Trans Activists Get NHS Gender Conference Cancelled
Transgender activists have successfully pressed for the cancellation of an NHS child psychiatrists’ conference on gender dysphoria after accusing many of the speakers of “extremism” for arguing that biological sex cannot be changed.
The event, organised by Great Ormond Street Hospital and the North East London NHS Foundation Trust, was due to be attended by a hundred trainee child psychiatrists.
But activists due to speak, including Chief Executive of transgender charity Mermaids Susie Green, pulled out saying they couldn’t be part of a conference that included speakers who disagreed with them. Some NHS staff used the health service’s official whistleblowing service to claim the speakers made the event “unsafe” for trans people.
The conference was to come at a critical moment for the NHS, reeling from a scathing report earlier this month by Dr Hilary Cass into the Gender Identity Development Service at the Tavistock and Portman NHS Foundation Trust. Dr Cass concluded the clinic was “not a safe or viable long-term option” for children and a “fundamentally different service model is needed”.
Health Education England, the NHS training body, has said it is rescheduling the conference, adding: “We will ensure the rescheduled training meets the needs of all those concerned, including the curriculum for trainees, and the requirements for patient, carer and public involvement.”
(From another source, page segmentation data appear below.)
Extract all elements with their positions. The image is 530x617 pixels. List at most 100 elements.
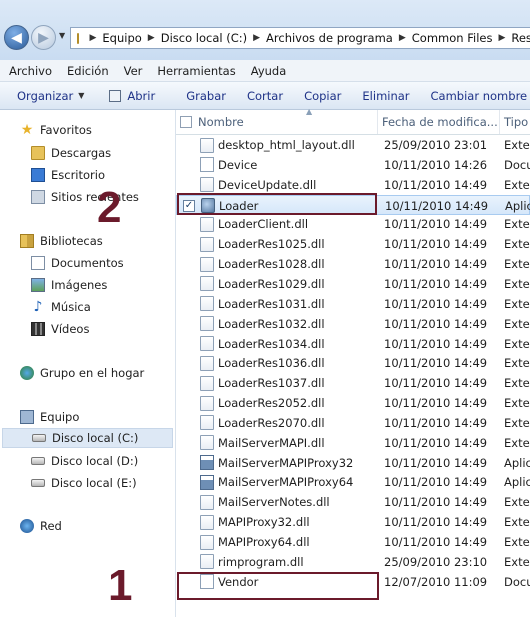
- breadcrumb-item[interactable]: Common Files: [412, 31, 493, 45]
- file-name-cell: Device: [200, 155, 378, 175]
- menu-ver[interactable]: Ver: [115, 64, 149, 78]
- nav-drive-e[interactable]: Disco local (E:): [31, 473, 137, 493]
- cut-button[interactable]: Cortar: [239, 89, 296, 103]
- file-row[interactable]: LoaderRes1037.dll 10/11/2010 14:49 Exter: [176, 373, 530, 393]
- back-arrow-icon[interactable]: ◀: [4, 25, 29, 50]
- desktop-icon: [31, 168, 45, 182]
- file-row[interactable]: LoaderRes1032.dll 10/11/2010 14:49 Exter: [176, 314, 530, 334]
- file-date-cell: 10/11/2010 14:49: [384, 415, 488, 430]
- file-type-cell: Exter: [504, 257, 530, 272]
- open-button[interactable]: Abrir: [97, 89, 168, 103]
- nav-recent-places[interactable]: Sitios recientes: [31, 187, 139, 207]
- file-row[interactable]: LoaderRes1025.dll 10/11/2010 14:49 Exter: [176, 234, 530, 254]
- chevron-right-icon[interactable]: ▶: [253, 33, 260, 43]
- file-name-cell: LoaderRes1034.dll: [200, 334, 378, 354]
- breadcrumb-item[interactable]: Equipo: [102, 31, 141, 45]
- breadcrumb-item[interactable]: Disco local (C:): [161, 31, 247, 45]
- computer-icon: [20, 410, 34, 424]
- file-date-cell: 10/11/2010 14:49: [384, 276, 488, 291]
- recent-places-icon: [31, 190, 45, 204]
- nav-label: Sitios recientes: [51, 190, 139, 204]
- chevron-right-icon[interactable]: ▶: [89, 33, 96, 43]
- nav-desktop[interactable]: Escritorio: [31, 165, 105, 185]
- file-row[interactable]: MailServerMAPI.dll 10/11/2010 14:49 Exter: [176, 433, 530, 453]
- file-row[interactable]: MAPIProxy64.dll 10/11/2010 14:49 Exter: [176, 532, 530, 552]
- nav-homegroup[interactable]: Grupo en el hogar: [20, 363, 144, 383]
- dll-file-icon: [200, 276, 214, 292]
- burn-button[interactable]: Grabar: [168, 89, 239, 103]
- dll-file-icon: [200, 256, 214, 272]
- file-date-cell: 25/09/2010 23:10: [384, 554, 488, 569]
- file-row[interactable]: LoaderClient.dll 10/11/2010 14:49 Exter: [176, 214, 530, 234]
- menu-ayuda[interactable]: Ayuda: [242, 64, 293, 78]
- chevron-right-icon[interactable]: ▶: [148, 33, 155, 43]
- nav-network[interactable]: Red: [20, 516, 62, 536]
- file-date-cell: 10/11/2010 14:49: [384, 455, 488, 470]
- recent-pages-dropdown-icon[interactable]: ▼: [59, 31, 65, 40]
- file-row[interactable]: LoaderRes1036.dll 10/11/2010 14:49 Exter: [176, 353, 530, 373]
- nav-music[interactable]: ♪ Música: [31, 297, 91, 317]
- select-all-checkbox[interactable]: [180, 116, 192, 128]
- nav-drive-d[interactable]: Disco local (D:): [31, 451, 138, 471]
- file-name: MailServerMAPIProxy32: [218, 455, 354, 470]
- file-date-cell: 10/11/2010 14:49: [384, 535, 488, 549]
- nav-computer[interactable]: Equipo: [20, 407, 79, 427]
- column-header-type[interactable]: Tipo: [500, 110, 530, 134]
- file-name: MailServerNotes.dll: [218, 495, 330, 510]
- file-type-cell: Aplic: [505, 198, 530, 213]
- breadcrumb-item[interactable]: Rese: [511, 31, 530, 45]
- file-name-cell: MailServerMAPI.dll: [200, 433, 378, 453]
- file-row[interactable]: rimprogram.dll 25/09/2010 23:10 Exter: [176, 552, 530, 572]
- breadcrumb-item[interactable]: Archivos de programa: [266, 31, 393, 45]
- file-row[interactable]: DeviceUpdate.dll 10/11/2010 14:49 Exter: [176, 175, 530, 195]
- file-name: MailServerMAPIProxy64: [218, 475, 354, 490]
- file-name-cell: LoaderRes2052.dll: [200, 393, 378, 413]
- file-row[interactable]: MAPIProxy32.dll 10/11/2010 14:49 Exter: [176, 512, 530, 532]
- column-header-name[interactable]: Nombre: [176, 110, 378, 134]
- nav-downloads[interactable]: Descargas: [31, 143, 111, 163]
- menu-herramientas[interactable]: Herramientas: [148, 64, 241, 78]
- dll-file-icon: [200, 336, 214, 351]
- delete-button[interactable]: Eliminar: [354, 89, 422, 103]
- file-row[interactable]: LoaderRes2070.dll 10/11/2010 14:49 Exter: [176, 413, 530, 433]
- menu-archivo[interactable]: Archivo: [0, 64, 58, 78]
- chevron-right-icon[interactable]: ▶: [498, 33, 505, 43]
- file-type-cell: Exter: [504, 296, 530, 311]
- file-row[interactable]: LoaderRes1031.dll 10/11/2010 14:49 Exter: [176, 294, 530, 314]
- dll-file-icon: [200, 236, 214, 252]
- file-type-cell: Exter: [504, 515, 530, 530]
- nav-favorites[interactable]: ★ Favoritos: [20, 120, 92, 140]
- nav-libraries[interactable]: Bibliotecas: [20, 231, 103, 251]
- menu-edicion[interactable]: Edición: [58, 64, 115, 78]
- file-row[interactable]: LoaderRes1029.dll 10/11/2010 14:49 Exter: [176, 274, 530, 294]
- copy-button[interactable]: Copiar: [296, 89, 354, 103]
- column-header-date[interactable]: Fecha de modifica...: [378, 110, 500, 134]
- step-number-2: 2: [97, 183, 122, 232]
- nav-label: Imágenes: [51, 278, 108, 292]
- column-name-label: Nombre: [198, 115, 244, 129]
- file-type-cell: Exter: [504, 276, 530, 291]
- nav-pictures[interactable]: Imágenes: [31, 275, 107, 295]
- film-strip-icon: [31, 322, 45, 336]
- organize-button[interactable]: Organizar ▼: [0, 89, 97, 103]
- file-row[interactable]: LoaderRes2052.dll 10/11/2010 14:49 Exter: [176, 393, 530, 413]
- highlight-loader: [177, 193, 377, 215]
- rename-button[interactable]: Cambiar nombre: [423, 89, 530, 103]
- file-name-cell: MAPIProxy64.dll: [200, 532, 378, 552]
- file-row[interactable]: MailServerMAPIProxy64 10/11/2010 14:49 Apl…: [176, 472, 530, 492]
- hard-drive-icon: [31, 479, 45, 487]
- step-number-1: 1: [108, 561, 133, 610]
- forward-arrow-icon[interactable]: ▶: [31, 25, 56, 50]
- nav-drive-c[interactable]: Disco local (C:): [2, 428, 173, 448]
- nav-documents[interactable]: Documentos: [31, 253, 124, 273]
- open-icon: [109, 89, 122, 102]
- file-row[interactable]: LoaderRes1028.dll 10/11/2010 14:49 Exter: [176, 254, 530, 274]
- file-row[interactable]: desktop_html_layout.dll 25/09/2010 23:01 E…: [176, 135, 530, 155]
- file-row[interactable]: LoaderRes1034.dll 10/11/2010 14:49 Exter: [176, 334, 530, 354]
- breadcrumb[interactable]: ▶ Equipo ▶ Disco local (C:) ▶ Archivos d…: [70, 27, 530, 49]
- file-row[interactable]: MailServerMAPIProxy32 10/11/2010 14:49 Apl…: [176, 453, 530, 473]
- file-row[interactable]: MailServerNotes.dll 10/11/2010 14:49 Exter: [176, 492, 530, 512]
- file-row[interactable]: Device 10/11/2010 14:26 Docu: [176, 155, 530, 175]
- nav-videos[interactable]: Vídeos: [31, 319, 89, 339]
- chevron-right-icon[interactable]: ▶: [399, 33, 406, 43]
The NHS is belatedly recognising that it needs to get on top of problems with its treatment of children with gender dysphoria, and this conference was part of that. If transgender activists resort to smearing those who disagree with them, that hardly betokens confidence in their position. In fact, it illustrates exactly the kind of intolerant behaviour that has allowed serious problems in the NHS service to go unaddressed.